The sandwich is chicken, cucumber, tomato, mayonnaise. It’s good. Unexpected, much like this conversation.

“So,” he says. “I love you. You know that?”

“Uhm.” I pick at the sandwich, wondering why this feels so awkward. If he’d picked me up and thrown me over the couch and fucked me roughly, I would know what to do. This gruff admission of feelings is different. “I guess?”

“I do. I love you,” he says. “And I want the best for you.”

“You want babies from me.”

“Yes, but I think that’s best for you too. You need a family. Something that stays, something that grows. Something that doesn’t explode.”

“Okay.”

I still don’t know what to say. I just sit there, stare at him, and try to work out why he is being so weird.

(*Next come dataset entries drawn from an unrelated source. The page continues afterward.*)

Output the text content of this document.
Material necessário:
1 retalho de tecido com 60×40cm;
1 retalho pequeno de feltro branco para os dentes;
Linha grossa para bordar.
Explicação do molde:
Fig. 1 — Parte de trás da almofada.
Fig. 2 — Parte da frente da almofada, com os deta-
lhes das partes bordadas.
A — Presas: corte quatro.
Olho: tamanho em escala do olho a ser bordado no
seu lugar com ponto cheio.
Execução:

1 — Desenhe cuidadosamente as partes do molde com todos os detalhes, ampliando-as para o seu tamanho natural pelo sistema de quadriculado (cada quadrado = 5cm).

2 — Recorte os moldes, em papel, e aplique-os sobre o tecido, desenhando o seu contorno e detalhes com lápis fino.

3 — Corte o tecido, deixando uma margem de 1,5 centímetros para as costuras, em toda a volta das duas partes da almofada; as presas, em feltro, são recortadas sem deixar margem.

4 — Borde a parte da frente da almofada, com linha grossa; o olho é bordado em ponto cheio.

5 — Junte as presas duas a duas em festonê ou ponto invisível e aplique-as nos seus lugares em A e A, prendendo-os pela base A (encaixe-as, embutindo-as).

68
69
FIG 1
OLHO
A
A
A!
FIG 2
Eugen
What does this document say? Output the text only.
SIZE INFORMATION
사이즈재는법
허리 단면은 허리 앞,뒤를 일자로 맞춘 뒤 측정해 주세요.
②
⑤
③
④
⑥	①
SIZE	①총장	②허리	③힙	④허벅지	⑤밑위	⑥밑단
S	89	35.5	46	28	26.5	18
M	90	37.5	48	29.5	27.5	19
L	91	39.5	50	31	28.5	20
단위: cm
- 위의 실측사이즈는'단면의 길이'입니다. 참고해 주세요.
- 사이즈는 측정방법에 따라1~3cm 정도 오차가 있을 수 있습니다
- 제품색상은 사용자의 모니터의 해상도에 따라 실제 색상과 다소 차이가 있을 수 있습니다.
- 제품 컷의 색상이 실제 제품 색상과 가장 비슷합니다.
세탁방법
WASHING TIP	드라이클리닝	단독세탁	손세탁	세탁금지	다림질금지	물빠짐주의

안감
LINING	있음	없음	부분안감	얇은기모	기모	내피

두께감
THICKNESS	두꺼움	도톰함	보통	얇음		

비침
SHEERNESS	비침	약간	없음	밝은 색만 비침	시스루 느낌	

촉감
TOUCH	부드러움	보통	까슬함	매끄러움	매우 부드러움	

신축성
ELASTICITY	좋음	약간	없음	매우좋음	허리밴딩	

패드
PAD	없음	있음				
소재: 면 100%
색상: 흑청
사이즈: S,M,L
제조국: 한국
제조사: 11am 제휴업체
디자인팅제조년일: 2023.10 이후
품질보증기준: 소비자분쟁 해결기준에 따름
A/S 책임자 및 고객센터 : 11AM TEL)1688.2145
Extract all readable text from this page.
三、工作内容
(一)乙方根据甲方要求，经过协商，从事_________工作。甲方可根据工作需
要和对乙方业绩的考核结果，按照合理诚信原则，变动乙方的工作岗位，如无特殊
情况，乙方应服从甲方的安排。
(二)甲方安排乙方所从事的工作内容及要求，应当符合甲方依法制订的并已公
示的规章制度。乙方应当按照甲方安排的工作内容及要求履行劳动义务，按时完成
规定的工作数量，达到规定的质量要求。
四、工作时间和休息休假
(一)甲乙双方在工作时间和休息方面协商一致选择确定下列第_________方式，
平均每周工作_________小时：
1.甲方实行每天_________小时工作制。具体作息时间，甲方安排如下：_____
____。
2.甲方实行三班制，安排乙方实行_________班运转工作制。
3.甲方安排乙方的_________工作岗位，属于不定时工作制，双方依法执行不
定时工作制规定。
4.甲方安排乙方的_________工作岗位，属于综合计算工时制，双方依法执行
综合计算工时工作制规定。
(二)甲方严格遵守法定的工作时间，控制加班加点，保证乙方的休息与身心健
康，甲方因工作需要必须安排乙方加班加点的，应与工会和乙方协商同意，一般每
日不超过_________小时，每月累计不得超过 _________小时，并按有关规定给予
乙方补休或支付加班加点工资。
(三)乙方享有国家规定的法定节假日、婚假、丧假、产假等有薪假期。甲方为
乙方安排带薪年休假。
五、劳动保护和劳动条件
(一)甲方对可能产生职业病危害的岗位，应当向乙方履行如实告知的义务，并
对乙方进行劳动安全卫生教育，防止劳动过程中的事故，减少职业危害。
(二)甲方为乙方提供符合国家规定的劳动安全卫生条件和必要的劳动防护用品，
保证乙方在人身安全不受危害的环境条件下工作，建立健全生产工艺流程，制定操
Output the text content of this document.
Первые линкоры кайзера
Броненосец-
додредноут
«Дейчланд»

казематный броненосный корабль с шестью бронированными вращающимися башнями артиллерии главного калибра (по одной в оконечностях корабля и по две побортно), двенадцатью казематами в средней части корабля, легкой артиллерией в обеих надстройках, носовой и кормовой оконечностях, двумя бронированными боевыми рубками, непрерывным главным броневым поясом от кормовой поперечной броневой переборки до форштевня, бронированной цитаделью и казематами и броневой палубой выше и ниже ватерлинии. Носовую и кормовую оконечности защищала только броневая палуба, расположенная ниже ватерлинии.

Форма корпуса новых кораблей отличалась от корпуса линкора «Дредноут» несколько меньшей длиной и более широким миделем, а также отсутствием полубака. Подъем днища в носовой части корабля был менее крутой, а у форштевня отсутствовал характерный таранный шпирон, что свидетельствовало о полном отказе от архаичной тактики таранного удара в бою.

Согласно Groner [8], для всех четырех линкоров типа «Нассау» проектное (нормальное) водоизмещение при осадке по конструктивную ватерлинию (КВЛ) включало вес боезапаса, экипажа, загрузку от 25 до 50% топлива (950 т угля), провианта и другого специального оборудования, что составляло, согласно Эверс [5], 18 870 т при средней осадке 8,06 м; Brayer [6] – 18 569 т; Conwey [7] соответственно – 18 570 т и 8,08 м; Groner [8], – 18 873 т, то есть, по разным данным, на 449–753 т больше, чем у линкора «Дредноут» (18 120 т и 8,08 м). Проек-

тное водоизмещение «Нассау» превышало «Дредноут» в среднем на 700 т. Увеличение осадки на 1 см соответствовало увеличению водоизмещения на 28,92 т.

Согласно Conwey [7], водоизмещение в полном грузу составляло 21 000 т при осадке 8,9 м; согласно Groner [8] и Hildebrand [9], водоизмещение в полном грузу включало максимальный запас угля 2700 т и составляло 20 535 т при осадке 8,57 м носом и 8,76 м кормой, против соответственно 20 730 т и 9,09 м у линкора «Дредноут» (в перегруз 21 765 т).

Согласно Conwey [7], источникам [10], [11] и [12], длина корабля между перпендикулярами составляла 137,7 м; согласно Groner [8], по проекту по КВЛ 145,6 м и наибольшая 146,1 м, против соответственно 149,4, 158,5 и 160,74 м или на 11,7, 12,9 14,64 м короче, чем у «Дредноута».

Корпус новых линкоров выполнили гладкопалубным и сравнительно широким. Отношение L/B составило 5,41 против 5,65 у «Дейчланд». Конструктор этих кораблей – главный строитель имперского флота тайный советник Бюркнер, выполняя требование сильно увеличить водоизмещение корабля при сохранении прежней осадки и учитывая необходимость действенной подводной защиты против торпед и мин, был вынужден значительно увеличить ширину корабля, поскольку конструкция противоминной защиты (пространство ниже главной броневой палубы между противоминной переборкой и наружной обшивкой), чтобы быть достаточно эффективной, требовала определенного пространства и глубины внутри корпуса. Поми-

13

“I need the same thing,” he says. “I need something that stays, and grows, and doesn’t explode. And I need you to know I love you, and when I say nothing matters except you, I mean it. So when I say no to something, it’s not because I want to be mean to you. It’s because it’s for the best.”

“You want babies, right, Conroy?”

“Yes.”

“I’m not a baby. I’d be the mother of babies. And that means you don’t actually get to say no to me because something is for the best.”

“That is what Tailor said,” Conroy replies gruffly. “I think it would be easier if I could.”

“Uh.” I take a bite of the sandwich. It is tasty, and it buys me time from what feels like an impending argument.

“My favorite color is green,” he says.

“What are you doing?” I am so confused.

“We need to get to know one another,” he says. “That’s what I’ve been told.”

“Tailor told you to tell me what your favorite color is?”

Conroy frowns. “He was setting me up, wasn’t he.”